Creator of ChatGPT OpenAI presented Whisper two years ago as an AI tool that transcribes speech to text. Now, the tool USE by healthcare company AI Nabla and its 45,000 physicians to help transcribe medical conversations at over 85 organizations, such as University of Iowa Health Care.
However, new research shows that Whisper has been “hallucinating,” or adding statements that no one said, to the transcripts of the conversations, raising the question of how soon medical facilities must adopt AI if it gives errors.
According to Associated Pressa University of Michigan researcher found hallucinations in 80% of Whisper transcriptions. An unnamed developer found hallucinations in half of more than 100 hours of transcriptions. Another engineer found inaccuracies in nearly all of the 26,000 transcripts they created with Whisper.
Erroneous transcriptions of conversations between doctors and patients can have “really serious consequences,” Alondra Nelson, a professor at the Institute for Advanced Study in Princeton, NJ, told the AP.
“No one wants a misdiagnosis,” Nelson said.
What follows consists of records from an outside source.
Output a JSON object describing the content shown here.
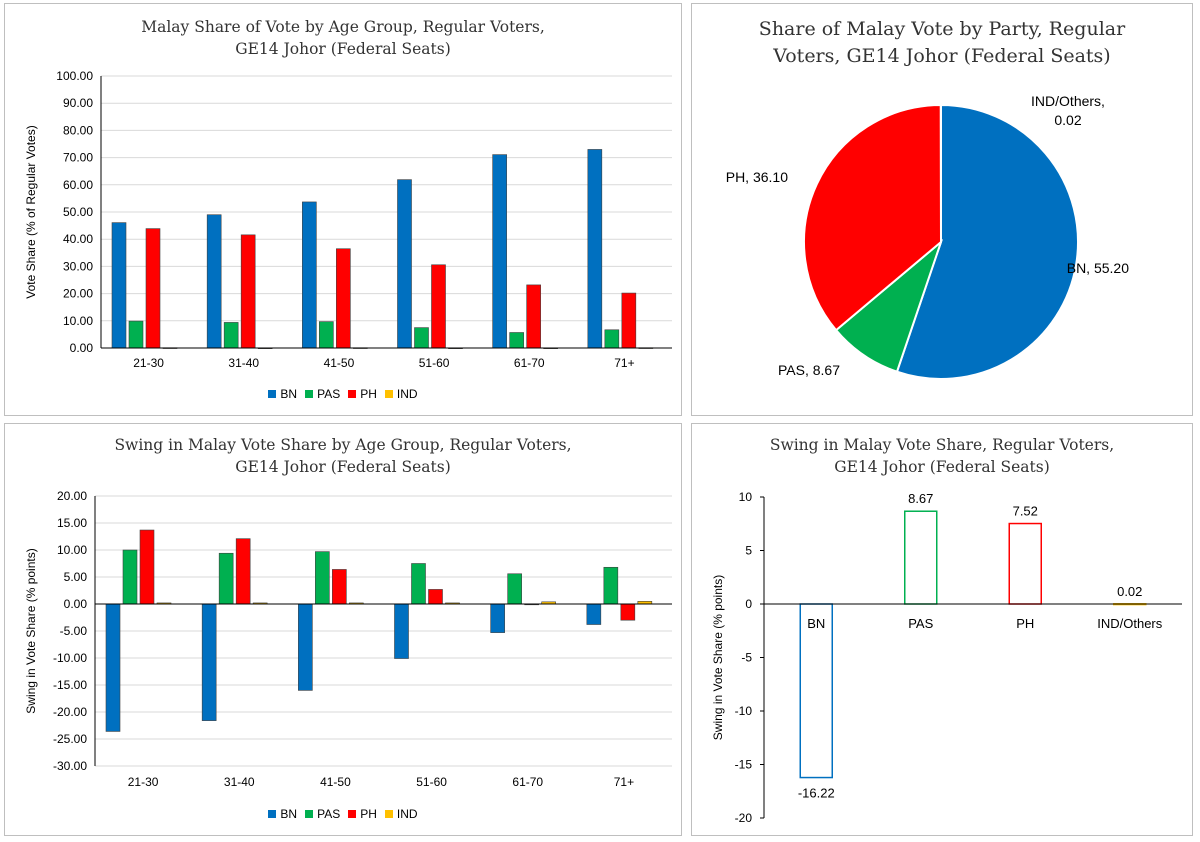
{
  "colors": {
    "BN": "#0070C0",
    "PAS": "#00B050",
    "PH": "#FF0000",
    "IND": "#FFC000"
  },
  "chart_data": [
    {
      "id": "age_share",
      "type": "bar",
      "title_lines": [
        "Malay Share of Vote by Age Group, Regular Voters,",
        "GE14 Johor (Federal Seats)"
      ],
      "xlabel": "",
      "ylabel": "Vote Share (% of Regular Votes)",
      "ylim": [
        0,
        100
      ],
      "yticks": [
        "0.00",
        "10.00",
        "20.00",
        "30.00",
        "40.00",
        "50.00",
        "60.00",
        "70.00",
        "80.00",
        "90.00",
        "100.00"
      ],
      "categories": [
        "21-30",
        "31-40",
        "41-50",
        "51-60",
        "61-70",
        "71+"
      ],
      "series": [
        {
          "name": "BN",
          "values": [
            46.1,
            49.0,
            53.7,
            61.9,
            71.1,
            73.0
          ]
        },
        {
          "name": "PAS",
          "values": [
            9.9,
            9.4,
            9.7,
            7.5,
            5.7,
            6.7
          ]
        },
        {
          "name": "PH",
          "values": [
            43.9,
            41.6,
            36.5,
            30.6,
            23.2,
            20.2
          ]
        },
        {
          "name": "IND",
          "values": [
            0.1,
            0.05,
            0.1,
            0.05,
            0.05,
            0.1
          ]
        }
      ],
      "legend": [
        "BN",
        "PAS",
        "PH",
        "IND"
      ],
      "legend_position": "bottom"
    },
    {
      "id": "party_pie",
      "type": "pie",
      "title_lines": [
        "Share of Malay Vote by Party, Regular",
        "Voters, GE14 Johor (Federal Seats)"
      ],
      "slices": [
        {
          "name": "BN",
          "value": 55.2,
          "label_lines": [
            "BN, 55.20"
          ]
        },
        {
          "name": "PAS",
          "value": 8.67,
          "label_lines": [
            "PAS, 8.67"
          ]
        },
        {
          "name": "PH",
          "value": 36.1,
          "label_lines": [
            "PH, 36.10"
          ]
        },
        {
          "name": "IND",
          "value": 0.02,
          "label_lines": [
            "IND/Others,",
            "0.02"
          ]
        }
      ]
    },
    {
      "id": "age_swing",
      "type": "bar",
      "title_lines": [
        "Swing in Malay Vote Share by Age Group, Regular Voters,",
        "GE14 Johor (Federal Seats)"
      ],
      "xlabel": "",
      "ylabel": "Swing in Vote Share (% points)",
      "ylim": [
        -30,
        20
      ],
      "yticks": [
        "-30.00",
        "-25.00",
        "-20.00",
        "-15.00",
        "-10.00",
        "-5.00",
        "0.00",
        "5.00",
        "10.00",
        "15.00",
        "20.00"
      ],
      "categories": [
        "21-30",
        "31-40",
        "41-50",
        "51-60",
        "61-70",
        "71+"
      ],
      "series": [
        {
          "name": "BN",
          "values": [
            -23.6,
            -21.6,
            -16.0,
            -10.1,
            -5.3,
            -3.8
          ]
        },
        {
          "name": "PAS",
          "values": [
            10.0,
            9.4,
            9.7,
            7.5,
            5.6,
            6.8
          ]
        },
        {
          "name": "PH",
          "values": [
            13.7,
            12.1,
            6.4,
            2.7,
            -0.1,
            -3.0
          ]
        },
        {
          "name": "IND",
          "values": [
            0.2,
            0.2,
            0.2,
            0.2,
            0.4,
            0.5
          ]
        }
      ],
      "legend": [
        "BN",
        "PAS",
        "PH",
        "IND"
      ],
      "legend_position": "bottom"
    },
    {
      "id": "party_swing",
      "type": "bar",
      "style": "outline",
      "title_lines": [
        "Swing in Malay Vote Share, Regular Voters,",
        "GE14 Johor (Federal Seats)"
      ],
      "xlabel": "",
      "ylabel": "Swing in Vote Share (% points)",
      "ylim": [
        -20,
        10
      ],
      "yticks": [
        "-20",
        "-15",
        "-10",
        "-5",
        "0",
        "5",
        "10"
      ],
      "categories": [
        "BN",
        "PAS",
        "PH",
        "IND/Others"
      ],
      "values": [
        -16.22,
        8.67,
        7.52,
        0.02
      ],
      "data_labels": [
        "-16.22",
        "8.67",
        "7.52",
        "0.02"
      ],
      "bar_colors": [
        "BN",
        "PAS",
        "PH",
        "IND"
      ]
    }
  ]
}
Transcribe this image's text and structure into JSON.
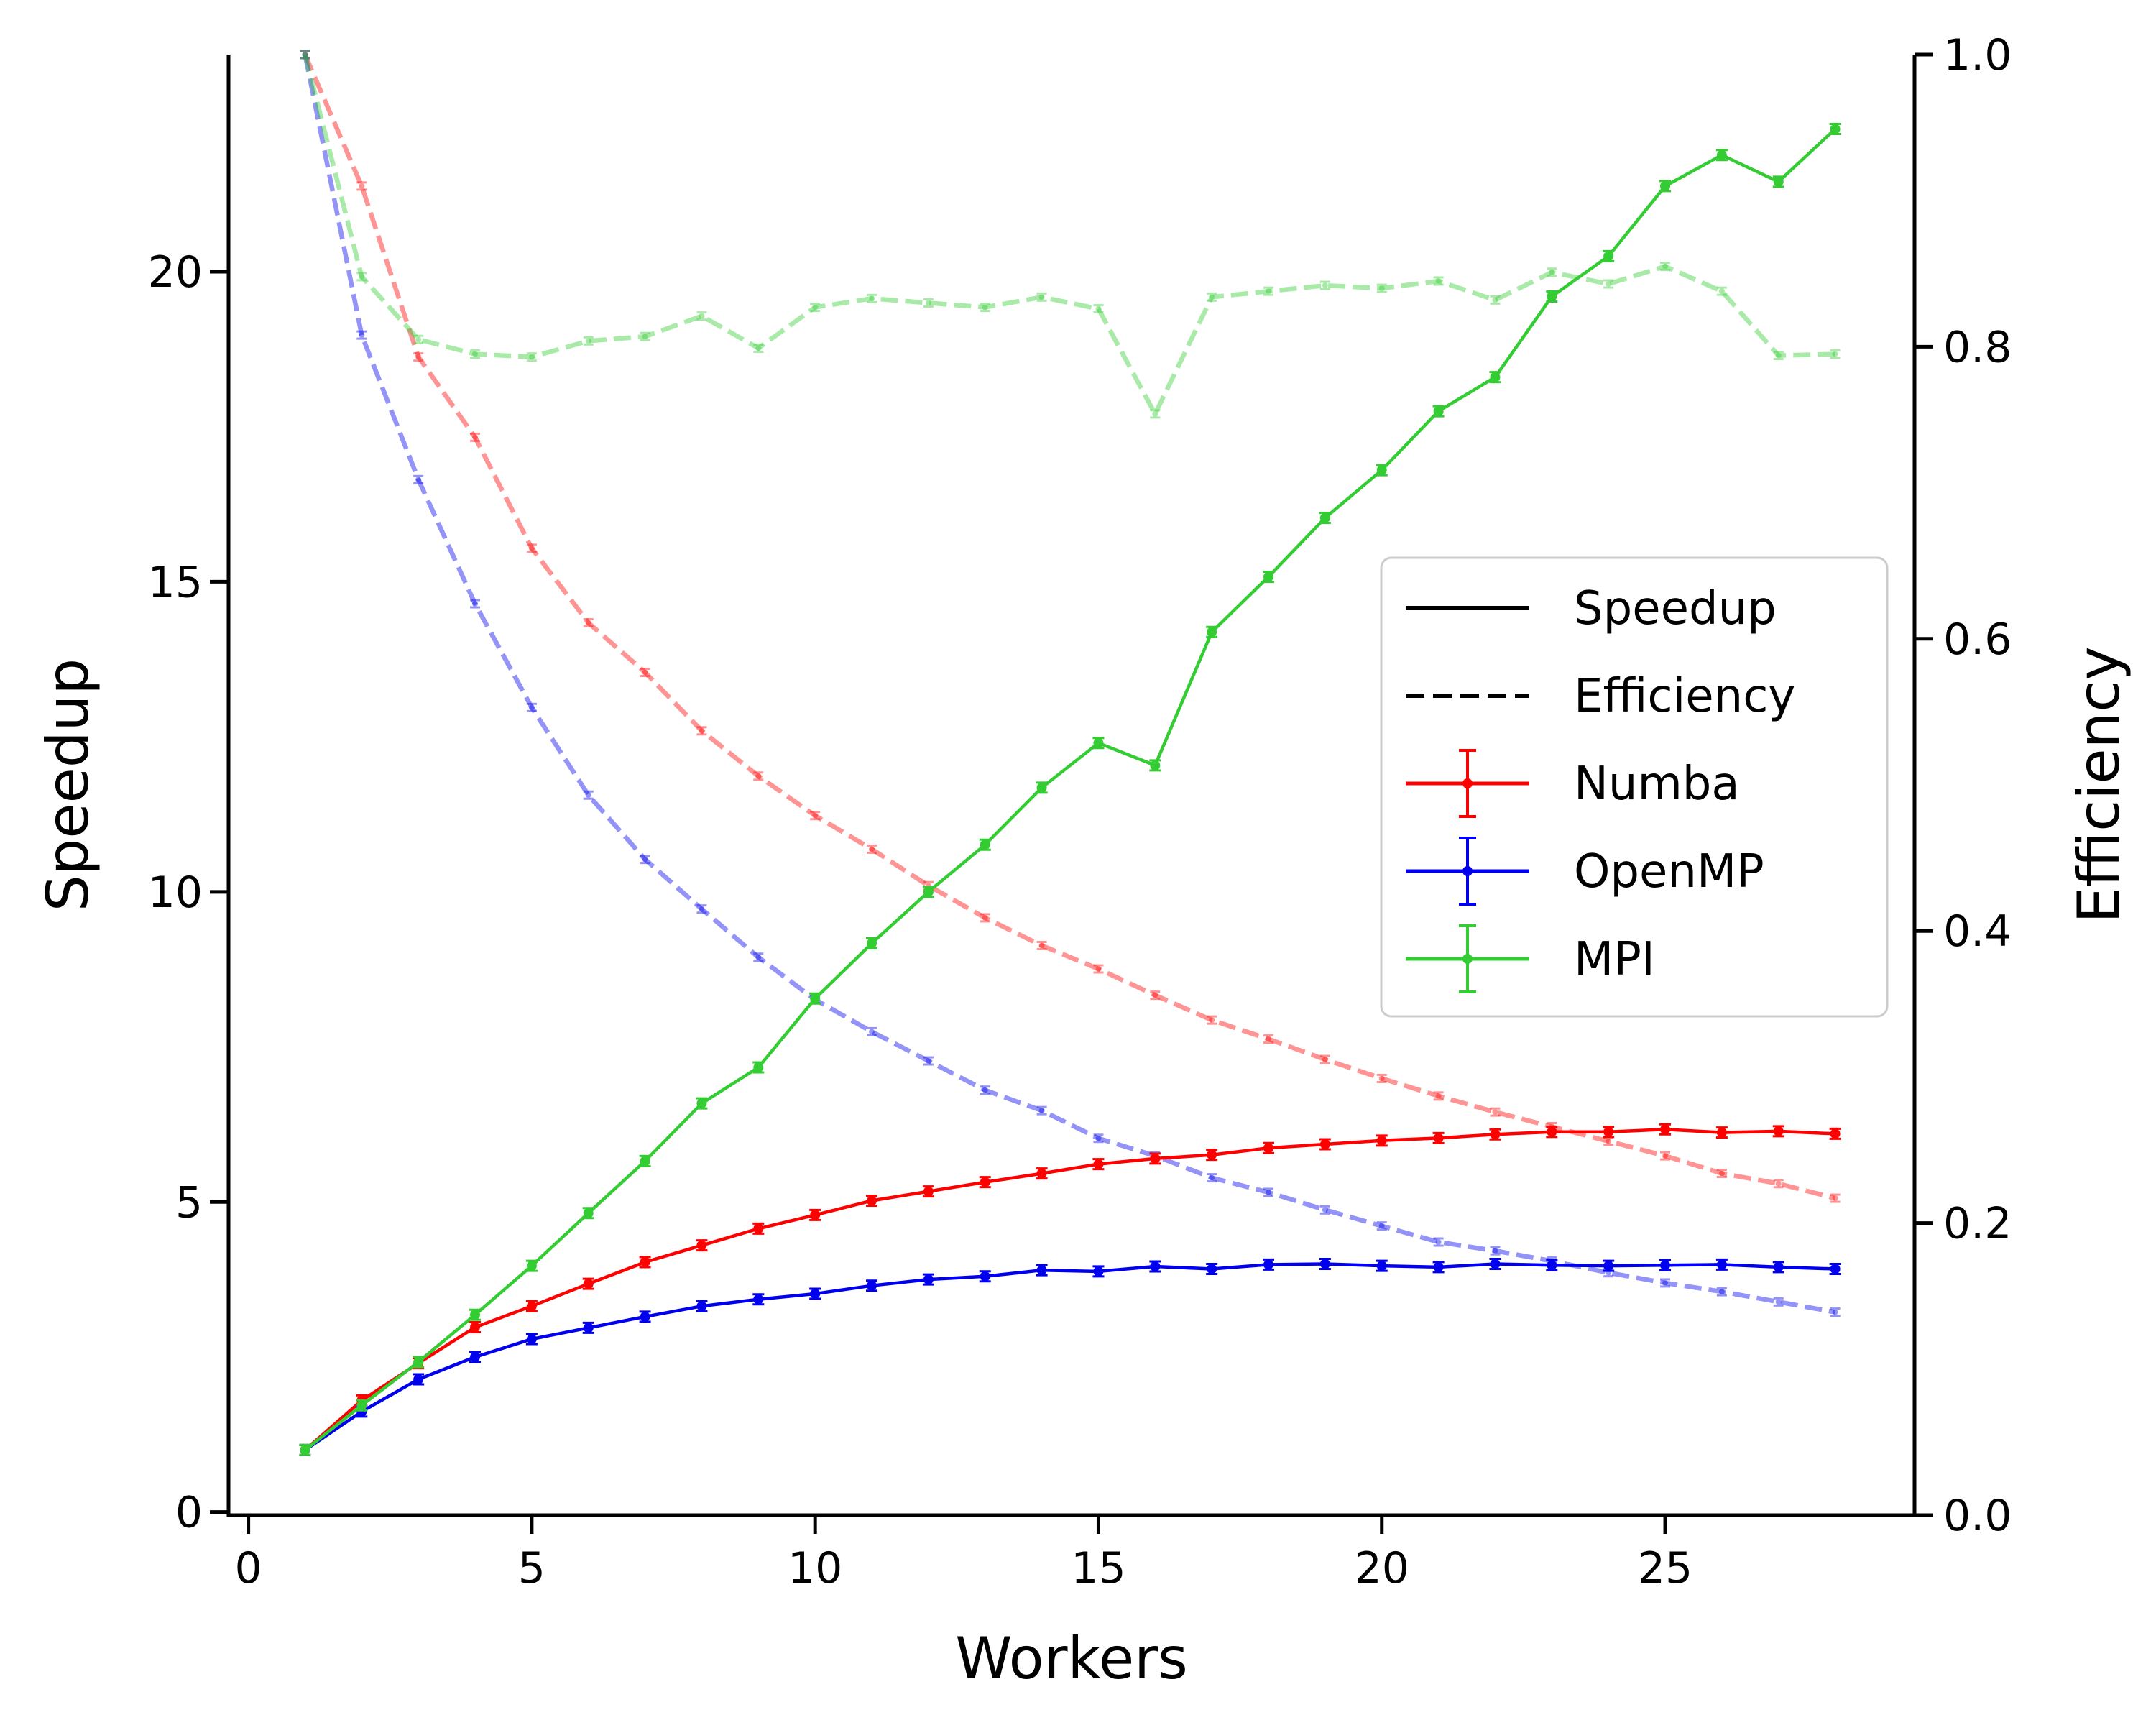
{
  "chart_data": {
    "type": "line",
    "xlabel": "Workers",
    "ylabel_left": "Speedup",
    "ylabel_right": "Efficiency",
    "xlim": [
      -0.35,
      29.4
    ],
    "ylim_left": [
      -0.05,
      23.5
    ],
    "ylim_right": [
      0.0,
      1.0
    ],
    "xticks": [
      0,
      5,
      10,
      15,
      20,
      25
    ],
    "yticks_left": [
      0,
      5,
      10,
      15,
      20
    ],
    "yticks_right": [
      0.0,
      0.2,
      0.4,
      0.6,
      0.8,
      1.0
    ],
    "ytick_labels_right": [
      "0.0",
      "0.2",
      "0.4",
      "0.6",
      "0.8",
      "1.0"
    ],
    "grid": false,
    "legend_placement": "center-right",
    "legend": {
      "styles": [
        {
          "label": "Speedup",
          "linestyle": "solid"
        },
        {
          "label": "Efficiency",
          "linestyle": "dashed"
        }
      ]
    },
    "x": [
      1,
      2,
      3,
      4,
      5,
      6,
      7,
      8,
      9,
      10,
      11,
      12,
      13,
      14,
      15,
      16,
      17,
      18,
      19,
      20,
      21,
      22,
      23,
      24,
      25,
      26,
      27,
      28
    ],
    "series": [
      {
        "name": "Numba",
        "color": "#ff0000",
        "speedup": [
          1.0,
          1.8,
          2.4,
          2.98,
          3.32,
          3.68,
          4.03,
          4.3,
          4.57,
          4.79,
          5.02,
          5.17,
          5.32,
          5.46,
          5.61,
          5.7,
          5.76,
          5.87,
          5.93,
          5.99,
          6.03,
          6.09,
          6.13,
          6.13,
          6.17,
          6.12,
          6.14,
          6.1
        ],
        "efficiency": [
          1.0,
          0.91,
          0.793,
          0.738,
          0.662,
          0.611,
          0.577,
          0.537,
          0.506,
          0.479,
          0.456,
          0.431,
          0.409,
          0.39,
          0.374,
          0.356,
          0.339,
          0.326,
          0.312,
          0.299,
          0.287,
          0.276,
          0.266,
          0.256,
          0.246,
          0.234,
          0.227,
          0.217
        ]
      },
      {
        "name": "OpenMP",
        "color": "#0000ee",
        "speedup": [
          1.0,
          1.62,
          2.14,
          2.5,
          2.79,
          2.97,
          3.15,
          3.32,
          3.43,
          3.52,
          3.65,
          3.75,
          3.8,
          3.9,
          3.88,
          3.96,
          3.92,
          3.99,
          4.0,
          3.97,
          3.95,
          4.0,
          3.98,
          3.97,
          3.98,
          3.99,
          3.95,
          3.92
        ],
        "efficiency": [
          1.0,
          0.808,
          0.709,
          0.624,
          0.553,
          0.493,
          0.449,
          0.415,
          0.382,
          0.353,
          0.331,
          0.311,
          0.291,
          0.277,
          0.258,
          0.246,
          0.231,
          0.221,
          0.209,
          0.198,
          0.187,
          0.181,
          0.174,
          0.166,
          0.159,
          0.153,
          0.146,
          0.139
        ]
      },
      {
        "name": "MPI",
        "color": "#33cc33",
        "speedup": [
          1.0,
          1.72,
          2.42,
          3.18,
          3.97,
          4.82,
          5.66,
          6.59,
          7.17,
          8.28,
          9.17,
          10.0,
          10.76,
          11.68,
          12.4,
          12.04,
          14.19,
          15.08,
          16.03,
          16.8,
          17.75,
          18.3,
          19.6,
          20.25,
          21.38,
          21.88,
          21.45,
          22.3
        ],
        "efficiency": [
          1.0,
          0.848,
          0.805,
          0.795,
          0.793,
          0.804,
          0.807,
          0.821,
          0.799,
          0.827,
          0.833,
          0.83,
          0.827,
          0.834,
          0.826,
          0.754,
          0.834,
          0.838,
          0.842,
          0.84,
          0.845,
          0.832,
          0.851,
          0.843,
          0.855,
          0.838,
          0.794,
          0.795
        ]
      }
    ]
  }
}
Earlier this year, researchers at Cornell University, New York University, the University of Washington and the University of Virginia published a STUDY that tracked how many times OpenAI's speech-to-text service Whisper hallucinated when it had to transcribe 13,140 audio segments with an average length of 10 seconds. Audio sourced from TalkBank's Afasia Banka database featuring the voices of people with aphasiaa language disorder that makes communication difficult.
The researchers found 312 instances of “hallucinated phrases or whole sentences that did not exist in any form in the underlying audio” when they ran the experiment in the spring of 2023.
Among the hallucination transcripts, 38% contained harmful language, such as violence or stereotypes, that did not fit the context of the conversation.
“Our work shows that there are serious concerns about the inaccuracy of Whisper due to unpredictable hallucinations,” the researchers wrote.
The researchers say the study may also imply a hallucination bias in Whisper, or a tendency for it to introduce inaccuracies more often for a certain group — and not just people with aphasia.
“Based on our findings, we suggest that this type of hallucination bias may also arise for any demographic group with more irregular speech impairments (such as speakers with other speech impairments such as dysphonia (voice disorders ), the elderly or non-native speakers),” the researchers said.
Related: OpenAI reportedly used more than a million hours of YouTube videos to train its latest AI model
Whisper has transcribed seven million medical conversations through Nabla, for The Verge.